Use case Traditional Enterprise API gateway Microservices API gateway Service Mesh Gateway

Primary Purpose

Expose, compose, and manage internal business APIs

Expose and observe internal business services

Expose internal services within the mesh

Publishing Functionality

API management team or service team registers/updates gateway via admin

API Service team registers/updates gateway via declarative code as part of the deployment process

Service team registers/updates mesh and gateway via declarative code as part of the deployment process

Monitoring

Admin and operations focused e.g. meter API calls per consumer, report errors (e.g. internal 5XX).

Developer focused e.g. latency, traffic, errors, saturation

Platform focused e.g. utilization, saturation, errors

Handling and Debugging Issues

L7 error-handling (e.g. custom error page). Run gateway/API with additional logging. Troubleshoot issue in staging environment

L7 error-handling (e.g. custom error page, failover, or payload). Configure more detailed monitoring. Enable traffic shadowing and/or canarying to verify issue

L7 error-handling (e.g. custom error page or payload). Configure more detailed monitoring. Debug via specialized tooling e.g. Squash or Telepresence

Testing

Operate multiple environments for QA, Staging, and Production. Automated integration testing, and gated API deployment. Use client-driven API versioning for compatibility and stability (e.g. semver)

Facilitate canary routing for dynamic testing (taking care with data mutation side effects in live environments). Use developer-driven service versioning for upgrade management

Facilitate canary routing for dynamic testing

Local Development

Deploy gateway locally (via installation script, Vagrant or Docker), and attempt to mitigate infrastructure differences with production. Use language-specific gateway mocking and stubbing frameworks

Deploy gateway locally via service orchestration platform (e.g. container, or Kubernetes)

Deploy service mesh locally via service orchestration platform (e.g. Kubernetes)

Deploying API Gateways: Understanding and Managing Failure

Regardless of the deployment pattern and number of gateways involved within a system, an API gateway is typically on the critical path of many, if not all, user requests entering into your system. An outage of a gateway deployed at the edge typically results in the unavailability of the entire system. And an outage of a gateway deployed further upstream typically results in the unavailability of some core subsystem. For this reason the topics of understanding and managing failure of an API gateway are vitally important to learn.

API Gateway as a Single Point of Failure

The first essential step in identifying single points of failure in a system is to ensure that you have an accurate understanding of the current system. This is typically accomplished by investigation and the continual update of associated documentation and diagrams. Assembling a diagram that traces a user-initiated request for each core journey or use case, all the way from ingress to data store or external system and back to egress, that shows all the core components involved can be extremely eye opening. This is especially the case in large organizations, where ownership can be unclear and core technologies can accidentally become abandoned.

In a typical web-based system, the first obvious single point of failure is typically DNS. Although this is often externally managed, there is no escaping the fact that if this fails, then your site will be unavailable. The next single points of failure will typically then be the global and regional layer 4 load balancers, and depending on the deployment location and configuration, the security edge components, such as the firewall or WAF.

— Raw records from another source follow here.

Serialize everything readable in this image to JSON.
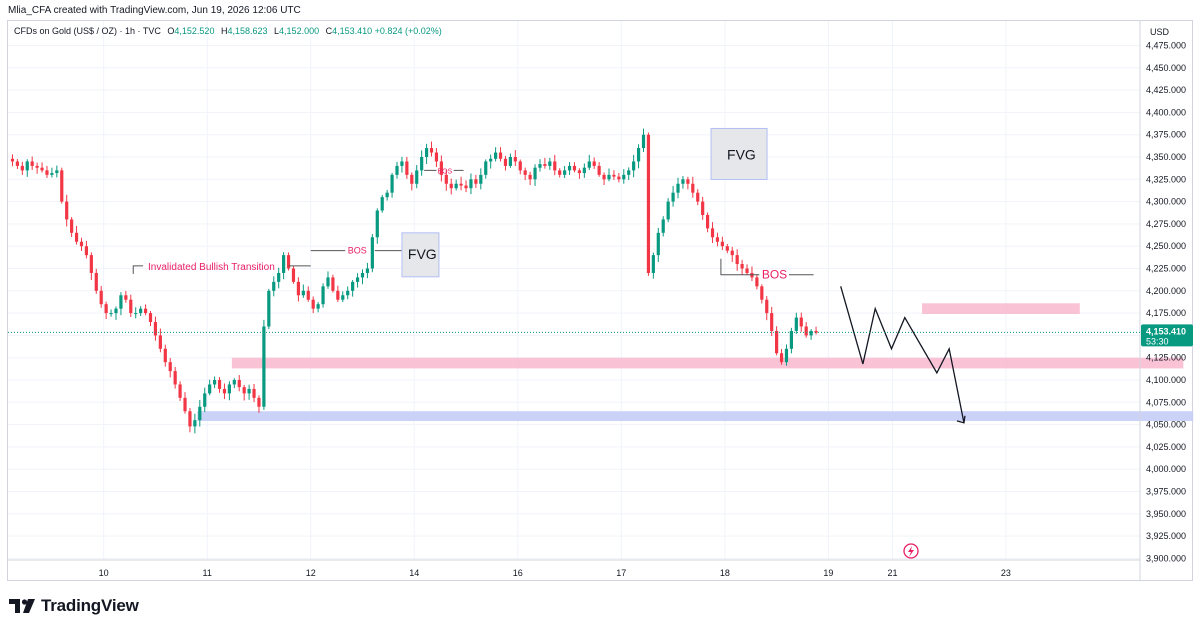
{
  "header": {
    "credit": "Mlia_CFA created with TradingView.com, Jun 19, 2026 12:06 UTC"
  },
  "legend": {
    "symbol": "CFDs on Gold (US$ / OZ) · 1h · TVC",
    "open_label": "O",
    "open": "4,152.520",
    "high_label": "H",
    "high": "4,158.623",
    "low_label": "L",
    "low": "4,152.000",
    "close_label": "C",
    "close": "4,153.410",
    "change": "+0.824 (+0.02%)"
  },
  "price_axis": {
    "currency": "USD",
    "last_price": "4,153.410",
    "countdown": "53:30"
  },
  "footer": {
    "brand": "TradingView"
  },
  "colors": {
    "up": "#089981",
    "down": "#f23645",
    "pink_zone": "#f8bbd0",
    "blue_zone": "#c5cdf7",
    "fvg_box": "#e6e7ea",
    "fvg_border": "#b2bff5",
    "annotation": "#e91e63",
    "grid": "#f0f3fa"
  },
  "chart_data": {
    "type": "candlestick",
    "title": "",
    "ylim": [
      3900,
      4475
    ],
    "y_ticks": [
      3900,
      3925,
      3950,
      3975,
      4000,
      4025,
      4050,
      4075,
      4100,
      4125,
      4150,
      4175,
      4200,
      4225,
      4250,
      4275,
      4300,
      4325,
      4350,
      4375,
      4400,
      4425,
      4450,
      4475
    ],
    "x_ticks": [
      "10",
      "11",
      "12",
      "14",
      "16",
      "17",
      "18",
      "19",
      "21",
      "23"
    ],
    "x_tick_bar_index": [
      19,
      40,
      61,
      82,
      103,
      124,
      145,
      166,
      179,
      202
    ],
    "ohlc_close_path": [
      4345,
      4340,
      4335,
      4345,
      4340,
      4338,
      4335,
      4330,
      4332,
      4335,
      4300,
      4280,
      4265,
      4255,
      4250,
      4240,
      4220,
      4200,
      4185,
      4175,
      4175,
      4180,
      4195,
      4190,
      4175,
      4175,
      4180,
      4175,
      4165,
      4150,
      4135,
      4120,
      4110,
      4095,
      4080,
      4065,
      4048,
      4055,
      4070,
      4085,
      4095,
      4100,
      4090,
      4085,
      4095,
      4100,
      4092,
      4085,
      4090,
      4080,
      4070,
      4160,
      4200,
      4210,
      4220,
      4240,
      4225,
      4210,
      4195,
      4200,
      4190,
      4180,
      4185,
      4205,
      4215,
      4200,
      4190,
      4195,
      4200,
      4210,
      4215,
      4220,
      4225,
      4260,
      4290,
      4305,
      4310,
      4330,
      4340,
      4345,
      4330,
      4320,
      4335,
      4350,
      4360,
      4355,
      4345,
      4330,
      4320,
      4315,
      4320,
      4318,
      4315,
      4325,
      4320,
      4330,
      4345,
      4348,
      4355,
      4348,
      4340,
      4350,
      4345,
      4335,
      4330,
      4325,
      4338,
      4342,
      4340,
      4345,
      4335,
      4330,
      4335,
      4340,
      4335,
      4332,
      4338,
      4345,
      4340,
      4330,
      4325,
      4330,
      4328,
      4325,
      4330,
      4335,
      4345,
      4360,
      4375,
      4220,
      4240,
      4265,
      4280,
      4300,
      4310,
      4320,
      4325,
      4320,
      4310,
      4300,
      4285,
      4270,
      4260,
      4255,
      4250,
      4245,
      4240,
      4230,
      4225,
      4220,
      4215,
      4205,
      4190,
      4175,
      4155,
      4130,
      4120,
      4135,
      4155,
      4170,
      4160,
      4150,
      4155,
      4153
    ],
    "series": [
      {
        "name": "",
        "type": "zone",
        "from": 4113,
        "to": 4125,
        "start_bar": 45,
        "end_bar": 238
      },
      {
        "name": "",
        "type": "zone",
        "from": 4054,
        "to": 4065,
        "start_bar": 38,
        "end_bar": 240
      },
      {
        "name": "",
        "type": "zone",
        "from": 4174,
        "to": 4186,
        "start_bar": 185,
        "end_bar": 217
      }
    ],
    "annotations": [
      {
        "text": "Invalidated Bullish Transition",
        "price": 4228
      },
      {
        "text": "BOS",
        "price": 4245
      },
      {
        "text": "FVG",
        "price": 4240
      },
      {
        "text": "BOS",
        "price": 4335
      },
      {
        "text": "FVG",
        "price": 4350
      },
      {
        "text": "BOS",
        "price": 4218
      }
    ],
    "projection_path": [
      4205,
      4118,
      4180,
      4135,
      4170,
      4108,
      4135,
      4052
    ],
    "grid": true
  }
}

Challenge Assumptions with Security Single Points of Failure

Depending on the product, deployment, and configuration, some security components may “fail open”, i.e. if the component fails then traffic will simply be passed through to upstream components or the backend. For some scenarios where availability is the most important goal this is desired, but for others (e.g. financial or government systems), this is most likely not. Be sure to challenge assumptions in your current security configuration.

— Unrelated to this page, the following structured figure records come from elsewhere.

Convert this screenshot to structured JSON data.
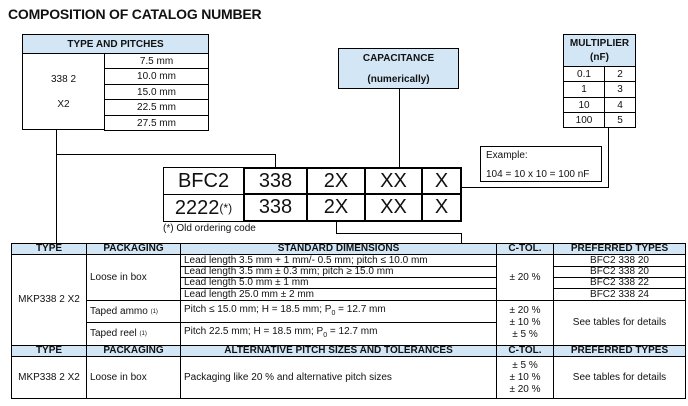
{
  "title": "COMPOSITION OF CATALOG NUMBER",
  "type_pitches": {
    "header": "TYPE AND PITCHES",
    "type_line1": "338 2",
    "type_line2": "X2",
    "pitches": [
      "7.5 mm",
      "10.0 mm",
      "15.0 mm",
      "22.5 mm",
      "27.5 mm"
    ]
  },
  "capacitance": {
    "line1": "CAPACITANCE",
    "line2": "(numerically)"
  },
  "multiplier": {
    "line1": "MULTIPLIER",
    "line2": "(nF)",
    "rows": [
      [
        "0.1",
        "2"
      ],
      [
        "1",
        "3"
      ],
      [
        "10",
        "4"
      ],
      [
        "100",
        "5"
      ]
    ]
  },
  "example": {
    "label": "Example:",
    "formula": "104 = 10 x 10 = 100 nF"
  },
  "code": {
    "row1": [
      "BFC2",
      "338",
      "2X",
      "XX",
      "X"
    ],
    "row2_prefix": "2222",
    "row2_sup": "(*)",
    "row2": [
      "338",
      "2X",
      "XX",
      "X"
    ],
    "note": "(*) Old ordering code"
  },
  "table": {
    "headers1": [
      "TYPE",
      "PACKAGING",
      "STANDARD DIMENSIONS",
      "C-TOL.",
      "PREFERRED TYPES"
    ],
    "type": "MKP338 2 X2",
    "loose": "Loose in box",
    "dims": [
      "Lead length 3.5 mm + 1 mm/- 0.5 mm; pitch ≤ 10.0 mm",
      "Lead length 3.5 mm ± 0.3 mm; pitch ≥ 15.0 mm",
      "Lead length 5.0 mm ± 1 mm",
      "Lead length 25.0 mm ± 2 mm"
    ],
    "ctol_loose": "± 20 %",
    "preferred": [
      "BFC2 338 20",
      "BFC2 338 20",
      "BFC2 338 22",
      "BFC2 338 24"
    ],
    "ammo": "Taped ammo",
    "ammo_sup": "(1)",
    "ammo_dim": "Pitch ≤ 15.0 mm; H = 18.5 mm; P",
    "sub0": "0",
    "dim_end": " = 12.7 mm",
    "reel": "Taped reel",
    "reel_sup": "(1)",
    "reel_dim": "Pitch 22.5 mm; H = 18.5 mm; P",
    "ctol_taped": [
      "± 20 %",
      "± 10 %",
      "± 5 %"
    ],
    "see_tables": "See tables for details",
    "headers2": [
      "TYPE",
      "PACKAGING",
      "ALTERNATIVE PITCH SIZES AND TOLERANCES",
      "C-TOL.",
      "PREFERRED TYPES"
    ],
    "alt_type": "MKP338 2 X2",
    "alt_pack": "Loose in box",
    "alt_desc": "Packaging like 20 % and alternative pitch sizes",
    "alt_ctol": [
      "± 5 %",
      "± 10 %",
      "± 20 %"
    ],
    "alt_pref": "See tables for details"
  },
  "colors": {
    "header_bg": "#d3e6f5"
  }
}
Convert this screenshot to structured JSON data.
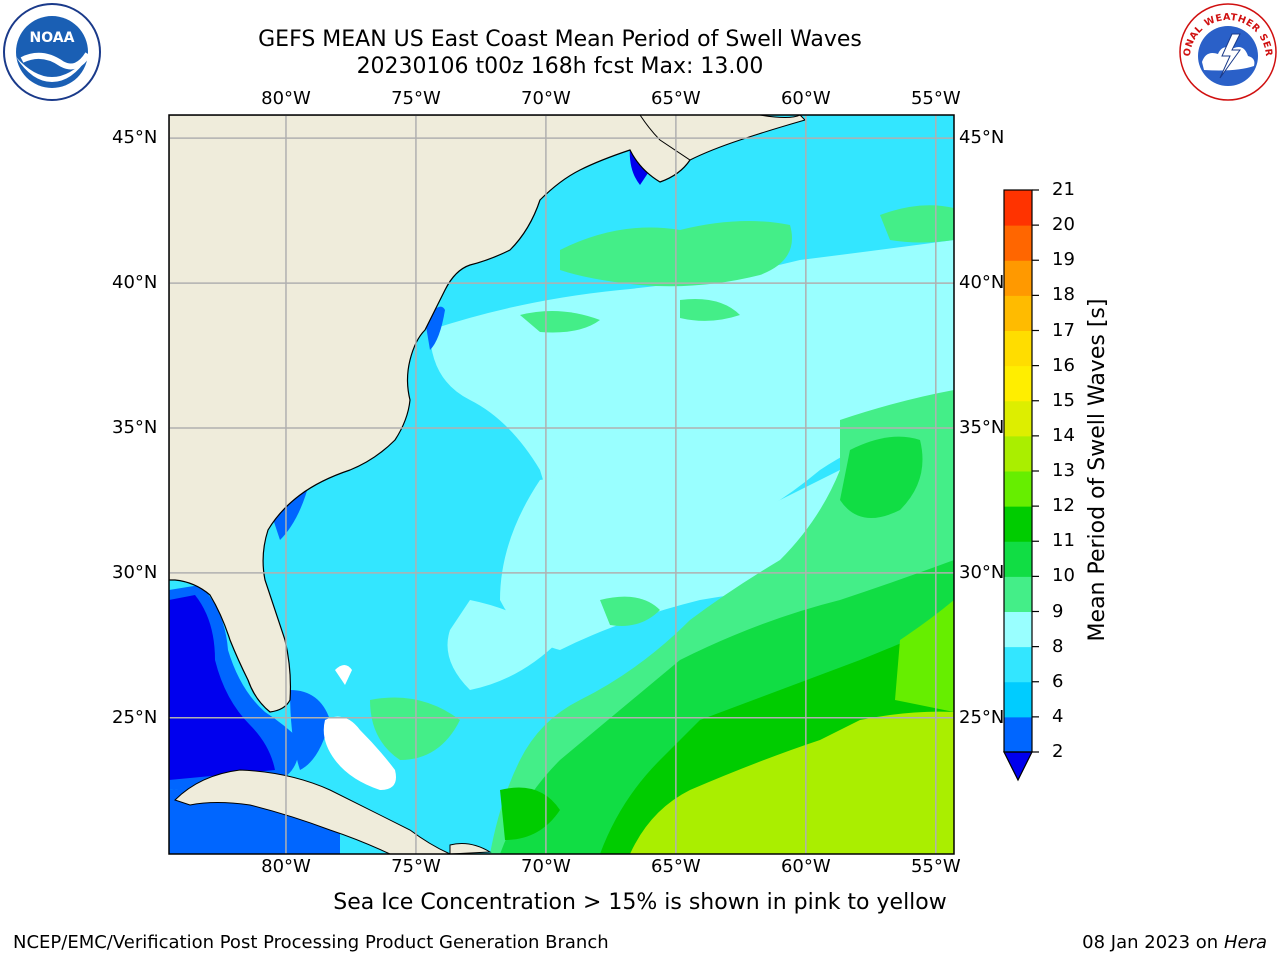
{
  "header": {
    "title_line1": "GEFS MEAN US East Coast Mean Period of Swell Waves",
    "title_line2": "20230106 t00z 168h fcst   Max: 13.00"
  },
  "logos": {
    "left": {
      "icon": "noaa-logo",
      "text": "NOAA"
    },
    "right": {
      "icon": "nws-logo",
      "text": "NATIONAL WEATHER SERVICE"
    }
  },
  "map": {
    "lon_labels": [
      "80°W",
      "75°W",
      "70°W",
      "65°W",
      "60°W",
      "55°W"
    ],
    "lat_labels": [
      "45°N",
      "40°N",
      "35°N",
      "30°N",
      "25°N"
    ],
    "lon_range": [
      -84.5,
      -54.3
    ],
    "lat_range": [
      20.3,
      45.8
    ],
    "land_color": "#efecdb",
    "grid_color": "#b0b0b0"
  },
  "colorbar": {
    "label": "Mean Period of Swell Waves [s]",
    "levels": [
      "2",
      "4",
      "6",
      "8",
      "9",
      "10",
      "11",
      "12",
      "13",
      "14",
      "15",
      "16",
      "17",
      "18",
      "19",
      "20",
      "21"
    ],
    "colors": [
      "#0066ff",
      "#00ccff",
      "#33e6ff",
      "#99ffff",
      "#44ee88",
      "#11dd44",
      "#00cc00",
      "#66ee00",
      "#aaee00",
      "#ddee00",
      "#ffee00",
      "#ffdd00",
      "#ffbb00",
      "#ff9900",
      "#ff6600",
      "#ff3300"
    ],
    "under_color": "#0000ee"
  },
  "footer": {
    "note": "Sea Ice Concentration > 15% is shown in pink to yellow",
    "credit": "NCEP/EMC/Verification Post Processing Product Generation Branch",
    "date": "08 Jan 2023 on",
    "machine": "Hera"
  }
}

After these core edge components, the next layer is typically the API gateway. The more functionality you are relying on within the gateway, the bigger the risk involved and bigger the impact of an outage. As an API gateway if often involved in a software release the configuration is also continually being updated. It is critical to be able to detect and resolve issues, and mitigate any risks.

Detecting Problems

The first stage in detecting issues is ensuring that you are collecting and have access to appropriate signals from your monitoring system, i.e. data from metrics, logs, and traces. If you are new to this concept, then we recommend learning more about Brendan Gregg’s utilization, saturization, and errors (USE) method, Tom Wilkie’s rate, errors, and duration (RED) method, and Google’s four golden signals of monitoring. In particular, the Google Site Reliability Engineering (SRE) book, is highly recommended. A key takeaway from the book is that for any critical system you should ensure a team owns it and is accountable for any issues. The Google team talk about the need to define service level objectives (SLOs) SLOs, which can be codified into service level agreements (SLAs) for both internal and external customers.

Synthetic Monitoring: One of the Most Valuable Detection Techniques

One of the more effective ways of detecting user-facing issues, particularly in a rapidly evolving system, is to use synthetic monitoring (also called semantic monitoring and synthetic transactions). This technique consists of continually running a subset of an application’s business-focused automated tests against the production system in the same manner a user would make them. The user-facing results are then pushed into a monitoring service, which triggers alerts in case of failures.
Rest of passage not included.